For 21 days, Navajos hardly know whose clock to get up by. TUBA CITY'S TIME WARP
| Tuba City, Ariz.
It's two weeks before the Navajo Indian Reservation and most of the country turn clocks back an hour, ending daylight saving time for this year. But in Tuba City - a typical, if somewhat large, reservation town of about 6,000 - you're behind the times if you haven't made the jump backward yet.
And half the town hasn't.
While Arizona has chosen to remain on mountain standard time year-round, the Navajo Nation, which occupies parts of three neighboring states, has officially opted for mountain daylight saving time from April to October ever since the 1960s.

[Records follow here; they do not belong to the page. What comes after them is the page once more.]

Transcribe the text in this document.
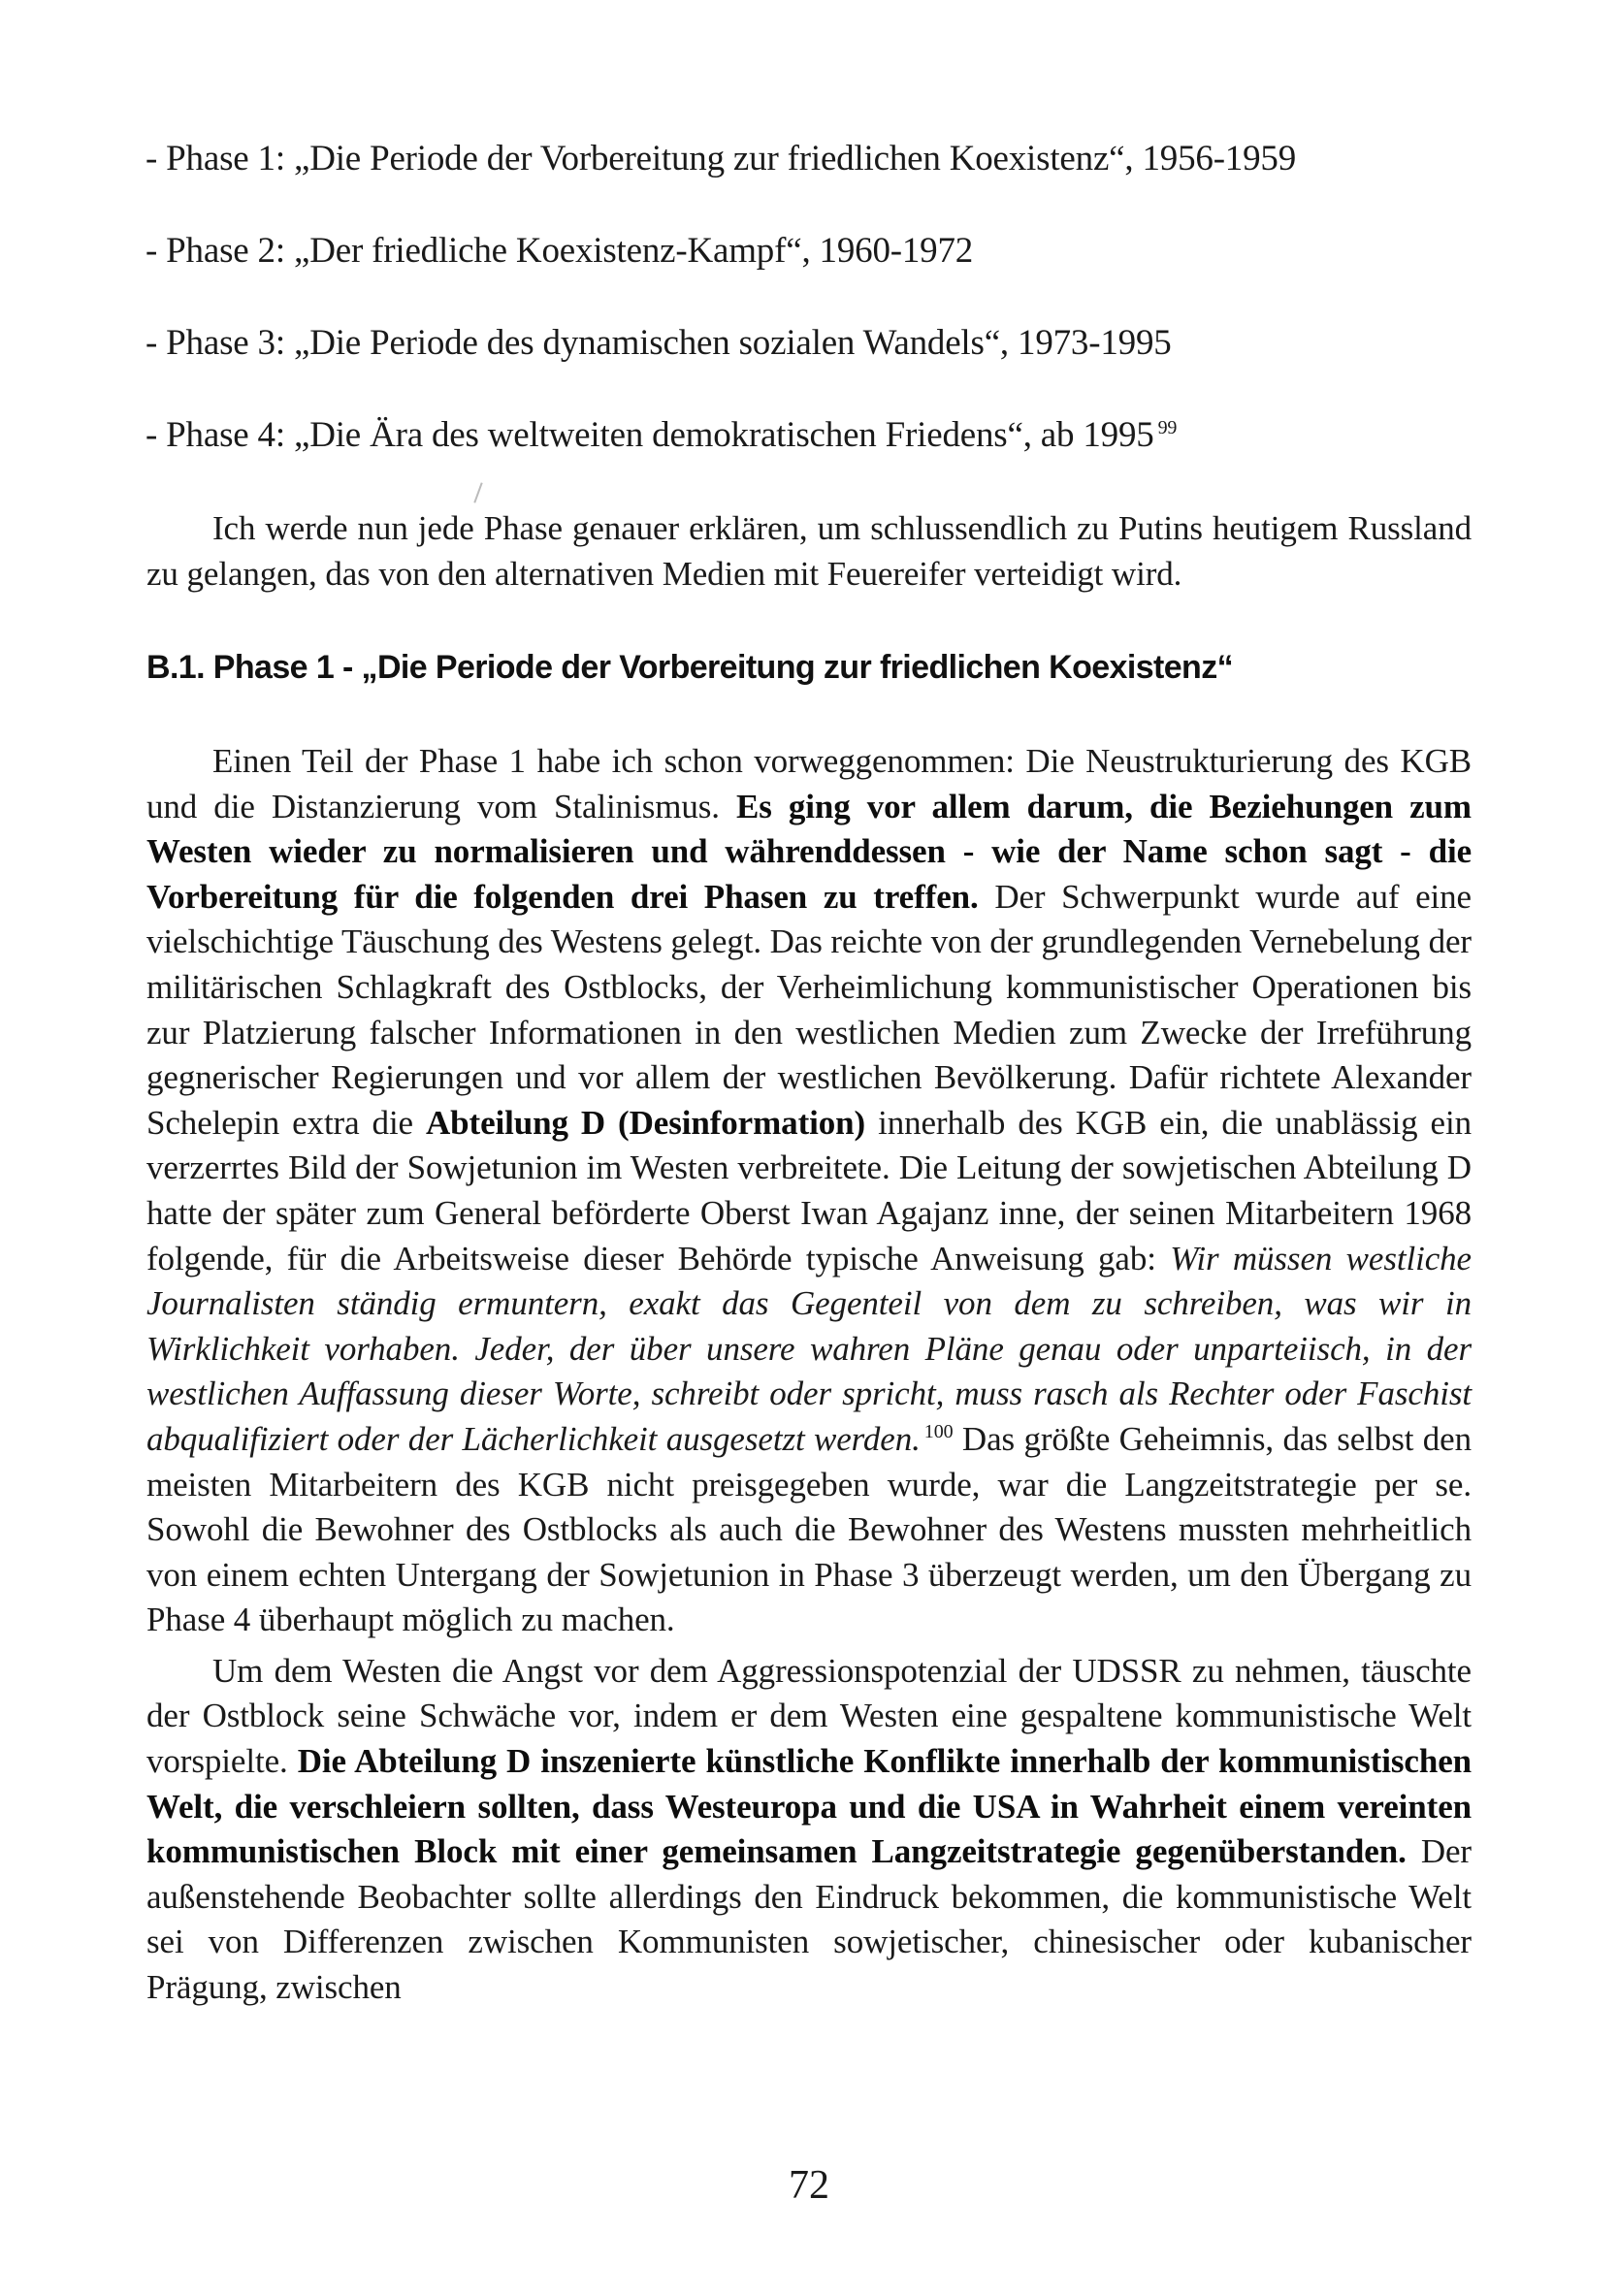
- Phase 1: „Die Periode der Vorbereitung zur friedlichen Koexistenz“, 1956-1959
- Phase 2: „Der friedliche Koexistenz-Kampf“, 1960-1972
- Phase 3: „Die Periode des dynamischen sozialen Wandels“, 1973-1995
- Phase 4: „Die Ära des weltweiten demokratischen Friedens“, ab 1995 $^{99}$

Ich werde nun jede Phase genauer erklären, um schlussendlich zu Putins heutigem Russland zu gelangen, das von den alternativen Medien mit Feuereifer verteidigt wird.

B.1. Phase 1 - „Die Periode der Vorbereitung zur friedlichen Koexistenz“

Einen Teil der Phase 1 habe ich schon vorweggenommen: Die Neustrukturierung des KGB und die Distanzierung vom Stalinismus. Es ging vor allem darum, die Beziehungen zum Westen wieder zu normalisieren und währenddessen - wie der Name schon sagt - die Vorbereitung für die folgenden drei Phasen zu treffen. Der Schwerpunkt wurde auf eine vielschichtige Täuschung des Westens gelegt. Das reichte von der grundlegenden Vernebelung der militärischen Schlagkraft des Ostblocks, der Verheimlichung kommunistischer Operationen bis zur Platzierung falscher Informationen in den westlichen Medien zum Zwecke der Irreführung gegnerischer Regierungen und vor allem der westlichen Bevölkerung. Dafür richtete Alexander Schelepin extra die Abteilung D (Desinformation) innerhalb des KGB ein, die unablässig ein verzerrtes Bild der Sowjetunion im Westen verbreitete. Die Leitung der sowjetischen Abteilung D hatte der später zum General beförderte Oberst Iwan Agajanz inne, der seinen Mitarbeitern 1968 folgende, für die Arbeitsweise dieser Behörde typische Anweisung gab: Wir müssen westliche Journalisten ständig ermuntern, exakt das Gegenteil von dem zu schreiben, was wir in Wirklichkeit vorhaben. Jeder, der über unsere wahren Pläne genau oder unparteiisch, in der westlichen Auffassung dieser Worte, schreibt oder spricht, muss rasch als Rechter oder Faschist abqualifiziert oder der Lächerlichkeit ausgesetzt werden. $^{100}$ Das größte Geheimnis, das selbst den meisten Mitarbeitern des KGB nicht preisgegeben wurde, war die Langzeitstrategie per se. Sowohl die Bewohner des Ostblocks als auch die Bewohner des Westens mussten mehrheitlich von einem echten Untergang der Sowjetunion in Phase 3 überzeugt werden, um den Übergang zu Phase 4 überhaupt möglich zu machen.

Um dem Westen die Angst vor dem Aggressionspotenzial der UDSSR zu nehmen, täuschte der Ostblock seine Schwäche vor, indem er dem Westen eine gespaltene kommunistische Welt vorspielte. Die Abteilung D inszenierte künstliche Konflikte innerhalb der kommunistischen Welt, die verschleiern sollten, dass Westeuropa und die USA in Wahrheit einem vereinten kommunistischen Block mit einer gemeinsamen Langzeitstrategie gegenüberstanden. Der außenstehende Beobachter sollte allerdings den Eindruck bekommen, die kommunistische Welt sei von Differenzen zwischen Kommunisten sowjetischer, chinesischer oder kubanischer Prägung, zwischen

72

But Tuba in October is a time-warped place where everyone is asking everyone else what time they're on. This is because it's the only community in the country - according to a US Department of Transportation official - that every fall functions with two time standards one hour apart: mountain daylight saving and mountain standard.
For just about everyone, the result is 21 days of confusion year after year. With the town's various stores, offices, and sole bank on different time, no one is left unaffected.
The source of confusion is the local public school district, which leaves daylight saving time on the first Monday of October for the sake of student safety.
Alice Weekley, superintendent of Tuba public schools, explains that the early return to standard time means that Navajo Indian children on the rural reservation can walk to their school bus stops and wait for their buses in the light rather than in the dark.
While fall days on the arid Arizona reservation remain warm, she says, mornings are chilly and bus drivers report that many of these students don't have warm clothes to wear. Changing time standards now, instead of at the end of the month like the rest of the country, provides an extra hour of warming sun.
One critic of the time distortion, Tuba lawyer Peter Osetek, says that all the district has to do is roll its schedule up an hour for three weeks rather than change time for the entire town.
``The easiest thing for the school to do if they have a problem is say, `OK, for the next three weeks school is starting at 9 o'clock and we will pick you up at 8 o'clock instead of 7 o'clock,''' he said. ``That way everything can function the way it normally would.''
Every year when the schools change their time standard early, an odd chain reaction occurs.
The schools are followed by the local Indian Health Service hospital because its workers' children conform to the public school time. And when the hospital changes, two nearby Bureau of Indian Affairs schools follow suit because their workers and students must use the health service.
And because these groups change early, the local movie theater, the post office and other businesses jump into the act.
But not all. Most federal workers and all Navajo tribal employees - the two largest employers on the reservation besides the school district - must remain on daylight saving time. For them the change means major inconveniences, with no court of appeal.
``It's just a big mess,'' Mr. Osetek says. ``It causes family problems. It causes problems at work because people are coming in late.... It's nuts.''
Nuts to some and illegal in just about anyplace else in the United States. Arbitrarily changing the time standard is a violation of the federal Uniform Time Act of 1966. But the government is not likely to take action here.
``We have the authority to go into district court and get an injunction to require uniform observance,'' says Joanne Petrie, an attorney with the Department of Transportation which enforces the law. But because the law addresses states and their political subdivisions, Indian reservations may be exempted, she says.
To Ms. Petrie's knowledge, Tuba City is the only town in the nation to use two time standards.